Part 1: Apache Flink Basics and Core Concepts - The Beginning of True Streaming Processing

Learn Apache Flink’s basic structure and core concepts including DataStream API, state management, and time processing through hands-on practice.

📋 Table of Contents

  1. What is Apache Flink?
  2. Flink Architecture and Core Concepts
  3. DataStream API Basics
  4. Time Processing and Watermarking
  5. State Management Basics
  6. Real-world Project: Real-time Log Analysis
  7. Learning Summary

Apache Flink started from the Stratosphere project at TU Berlin in 2009. It became a Top-level project of the Apache Software Foundation in 2014, designed with the goal of true streaming processing.

Core Design Philosophy

  1. True Streaming: True streaming processing, not micro-batch
  2. Low Latency: Achieving millisecond-level latency
  3. High Throughput: Maintaining high processing throughput
  4. Exactly-Once: Guaranteeing exactly-once processing
  5. Fault Tolerance: Strong failure recovery capabilities

Fundamental Differences from Spark

# Spark: Micro-batch approach
from pyspark.sql import SparkSession
from pyspark.streaming import StreamingContext

spark = SparkSession.builder.appName("SparkStreaming").getOrCreate()
ssc = StreamingContext(spark.sparkContext, 5)  # 5-second batch interval

# Flink: True streaming approach
from pyflink.datastream import StreamExecutionEnvironment

env = StreamExecutionEnvironment.get_execution_environment()
# No batch interval - processes events immediately upon arrival

Cluster Architecture

┌─────────────────────────────────────────────────────────────┐
│                    Flink Cluster                           │
├─────────────────────────────────────────────────────────────┤
│  JobManager (Master)                                       │
│  ┌─────────────────┐  ┌─────────────────┐                │
│  │   Dispatcher    │  │  ResourceManager│                │
│  └─────────────────┘  └─────────────────┘                │
│  ┌─────────────────┐  ┌─────────────────┐                │
│  │   JobMaster     │  │  CheckpointCoord│                │
│  └─────────────────┘  └─────────────────┘                │
├─────────────────────────────────────────────────────────────┤
│  TaskManager (Worker)                                      │
│  ┌─────────────────┐  ┌─────────────────┐                │
│  │     Task 1      │  │     Task 2      │                │
│  └─────────────────┘  └─────────────────┘                │
│  ┌─────────────────┐  ┌─────────────────┐                │
│  │     Task 3      │  │     Task 4      │                │
│  └─────────────────┘  └─────────────────┘                │
└─────────────────────────────────────────────────────────────┘

Core Components

1. JobManager

  • Role: Job scheduling and resource management
  • Components:
    • Dispatcher: Job submission interface
    • ResourceManager: Resource allocation management
    • JobMaster: Individual job management
    • CheckpointCoordinator: Checkpoint coordination

2. TaskManager

  • Role: Actual data processing execution
  • Features:
    • Parallel processing through Task Slots
    • State storage provision
    • Network communication handling
from pyflink.datastream import StreamExecutionEnvironment
from pyflink.table import StreamTableEnvironment

# 1. Create execution environment
env = StreamExecutionEnvironment.get_execution_environment()

# 2. Create data source
data_stream = env.from_collection([1, 2, 3, 4, 5])

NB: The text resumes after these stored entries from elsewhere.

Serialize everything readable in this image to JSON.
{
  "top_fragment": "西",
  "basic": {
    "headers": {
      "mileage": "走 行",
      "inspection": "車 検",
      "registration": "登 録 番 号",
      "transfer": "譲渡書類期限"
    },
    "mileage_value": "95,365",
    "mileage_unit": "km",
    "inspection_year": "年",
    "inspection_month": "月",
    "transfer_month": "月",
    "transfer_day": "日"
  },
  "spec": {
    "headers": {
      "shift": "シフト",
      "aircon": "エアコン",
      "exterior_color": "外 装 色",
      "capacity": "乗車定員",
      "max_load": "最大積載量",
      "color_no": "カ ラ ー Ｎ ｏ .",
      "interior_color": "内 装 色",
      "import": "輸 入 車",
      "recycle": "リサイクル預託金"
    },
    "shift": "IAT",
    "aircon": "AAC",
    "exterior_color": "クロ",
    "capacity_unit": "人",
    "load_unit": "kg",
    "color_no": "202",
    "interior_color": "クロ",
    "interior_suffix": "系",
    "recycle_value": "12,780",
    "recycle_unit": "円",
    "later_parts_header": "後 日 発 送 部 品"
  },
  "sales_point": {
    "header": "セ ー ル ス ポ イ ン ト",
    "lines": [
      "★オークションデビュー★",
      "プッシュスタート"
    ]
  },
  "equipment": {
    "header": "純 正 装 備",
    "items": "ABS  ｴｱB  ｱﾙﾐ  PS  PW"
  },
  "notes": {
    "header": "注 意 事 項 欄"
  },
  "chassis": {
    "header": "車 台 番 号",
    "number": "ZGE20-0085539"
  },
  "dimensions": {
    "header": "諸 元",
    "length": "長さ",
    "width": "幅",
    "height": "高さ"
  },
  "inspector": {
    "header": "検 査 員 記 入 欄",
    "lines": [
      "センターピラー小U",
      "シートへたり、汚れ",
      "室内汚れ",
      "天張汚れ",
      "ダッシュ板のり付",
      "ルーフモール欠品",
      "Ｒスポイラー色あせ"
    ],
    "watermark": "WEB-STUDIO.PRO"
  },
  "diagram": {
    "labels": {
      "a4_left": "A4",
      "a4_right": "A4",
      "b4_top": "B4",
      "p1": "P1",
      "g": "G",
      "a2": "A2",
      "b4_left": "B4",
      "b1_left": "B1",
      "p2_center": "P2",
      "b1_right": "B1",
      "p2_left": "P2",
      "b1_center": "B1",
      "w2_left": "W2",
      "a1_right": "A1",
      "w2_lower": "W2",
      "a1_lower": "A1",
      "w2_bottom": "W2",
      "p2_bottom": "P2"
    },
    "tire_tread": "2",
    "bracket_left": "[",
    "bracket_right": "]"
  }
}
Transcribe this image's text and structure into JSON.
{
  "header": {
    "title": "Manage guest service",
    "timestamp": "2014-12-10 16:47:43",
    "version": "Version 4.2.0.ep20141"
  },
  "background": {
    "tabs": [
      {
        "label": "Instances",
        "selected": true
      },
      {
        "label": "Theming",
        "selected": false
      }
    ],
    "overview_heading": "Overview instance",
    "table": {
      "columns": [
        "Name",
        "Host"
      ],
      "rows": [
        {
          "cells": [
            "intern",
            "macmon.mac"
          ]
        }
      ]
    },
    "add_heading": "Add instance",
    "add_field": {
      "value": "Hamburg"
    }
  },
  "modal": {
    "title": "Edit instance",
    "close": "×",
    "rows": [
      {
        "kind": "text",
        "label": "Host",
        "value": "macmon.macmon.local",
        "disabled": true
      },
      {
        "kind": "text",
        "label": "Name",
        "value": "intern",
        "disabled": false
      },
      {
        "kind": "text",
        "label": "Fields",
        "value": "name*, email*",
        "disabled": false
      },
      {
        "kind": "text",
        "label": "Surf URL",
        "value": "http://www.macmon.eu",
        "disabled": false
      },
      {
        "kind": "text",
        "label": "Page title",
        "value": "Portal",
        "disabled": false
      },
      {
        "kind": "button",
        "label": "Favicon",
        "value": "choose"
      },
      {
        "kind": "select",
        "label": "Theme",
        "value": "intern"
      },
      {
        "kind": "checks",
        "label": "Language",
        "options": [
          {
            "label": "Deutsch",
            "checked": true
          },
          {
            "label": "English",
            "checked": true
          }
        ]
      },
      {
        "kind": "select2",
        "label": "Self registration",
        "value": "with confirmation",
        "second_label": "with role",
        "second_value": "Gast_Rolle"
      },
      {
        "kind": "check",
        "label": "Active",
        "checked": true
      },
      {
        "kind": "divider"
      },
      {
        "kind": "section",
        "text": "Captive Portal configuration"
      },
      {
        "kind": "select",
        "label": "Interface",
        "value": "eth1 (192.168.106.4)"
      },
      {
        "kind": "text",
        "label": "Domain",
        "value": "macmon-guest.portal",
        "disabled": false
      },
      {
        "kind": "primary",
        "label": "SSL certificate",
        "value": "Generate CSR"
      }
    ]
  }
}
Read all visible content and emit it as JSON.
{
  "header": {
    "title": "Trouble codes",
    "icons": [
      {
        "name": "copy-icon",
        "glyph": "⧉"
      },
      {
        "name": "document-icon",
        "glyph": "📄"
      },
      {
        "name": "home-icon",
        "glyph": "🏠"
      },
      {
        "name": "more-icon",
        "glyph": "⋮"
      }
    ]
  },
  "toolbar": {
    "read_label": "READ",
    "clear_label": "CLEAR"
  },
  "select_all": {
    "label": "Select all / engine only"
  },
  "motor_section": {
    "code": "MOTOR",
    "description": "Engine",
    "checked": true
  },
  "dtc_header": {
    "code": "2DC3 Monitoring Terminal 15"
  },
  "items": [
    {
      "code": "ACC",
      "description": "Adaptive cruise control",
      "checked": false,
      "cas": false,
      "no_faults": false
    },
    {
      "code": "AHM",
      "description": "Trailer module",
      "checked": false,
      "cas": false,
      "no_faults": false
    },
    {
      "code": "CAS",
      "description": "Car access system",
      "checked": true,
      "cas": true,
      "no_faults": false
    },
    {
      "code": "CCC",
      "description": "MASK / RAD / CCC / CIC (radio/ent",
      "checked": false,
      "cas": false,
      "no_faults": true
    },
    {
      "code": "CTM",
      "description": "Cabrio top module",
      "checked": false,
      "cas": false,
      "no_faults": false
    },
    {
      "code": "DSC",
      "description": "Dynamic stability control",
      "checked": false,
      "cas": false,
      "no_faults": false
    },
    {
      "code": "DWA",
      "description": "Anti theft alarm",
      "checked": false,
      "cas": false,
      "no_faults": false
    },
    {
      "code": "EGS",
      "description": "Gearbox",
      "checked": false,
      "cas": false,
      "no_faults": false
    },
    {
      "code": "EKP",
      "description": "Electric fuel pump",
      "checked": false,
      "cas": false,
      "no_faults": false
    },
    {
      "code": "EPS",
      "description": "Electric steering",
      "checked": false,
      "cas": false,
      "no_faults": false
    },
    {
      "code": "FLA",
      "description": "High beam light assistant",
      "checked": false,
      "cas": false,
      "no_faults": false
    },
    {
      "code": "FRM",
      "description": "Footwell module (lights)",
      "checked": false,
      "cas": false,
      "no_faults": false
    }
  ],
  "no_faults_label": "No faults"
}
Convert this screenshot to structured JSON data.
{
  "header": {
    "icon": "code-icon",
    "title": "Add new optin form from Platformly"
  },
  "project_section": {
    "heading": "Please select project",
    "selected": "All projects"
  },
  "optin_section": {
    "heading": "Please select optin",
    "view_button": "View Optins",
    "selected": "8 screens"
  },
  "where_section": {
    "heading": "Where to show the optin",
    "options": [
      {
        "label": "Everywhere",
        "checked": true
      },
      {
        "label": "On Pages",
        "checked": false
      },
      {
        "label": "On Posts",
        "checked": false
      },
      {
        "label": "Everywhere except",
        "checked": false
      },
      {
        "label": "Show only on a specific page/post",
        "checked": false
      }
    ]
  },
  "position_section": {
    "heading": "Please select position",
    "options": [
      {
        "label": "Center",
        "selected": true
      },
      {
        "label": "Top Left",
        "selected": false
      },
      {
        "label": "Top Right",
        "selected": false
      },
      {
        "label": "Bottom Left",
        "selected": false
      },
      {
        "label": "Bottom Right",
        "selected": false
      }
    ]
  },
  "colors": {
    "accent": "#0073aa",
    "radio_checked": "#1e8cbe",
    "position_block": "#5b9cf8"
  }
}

# 3. Apply transformation operations
result_stream = data_stream.map(lambda x: x * 2)

# 4. Specify data sink
result_stream.print()

# 5. Execute program
env.execute("Basic Flink Program")

📊 DataStream API Basics

Basic Data Types

from pyflink.common.typeinfo import Types
from pyflink.datastream import StreamExecutionEnvironment

env = StreamExecutionEnvironment.get_execution_environment()

# Basic data types
basic_types = [
    "Hello", "World", 123, 45.67, True
]

data_stream = env.from_collection(basic_types)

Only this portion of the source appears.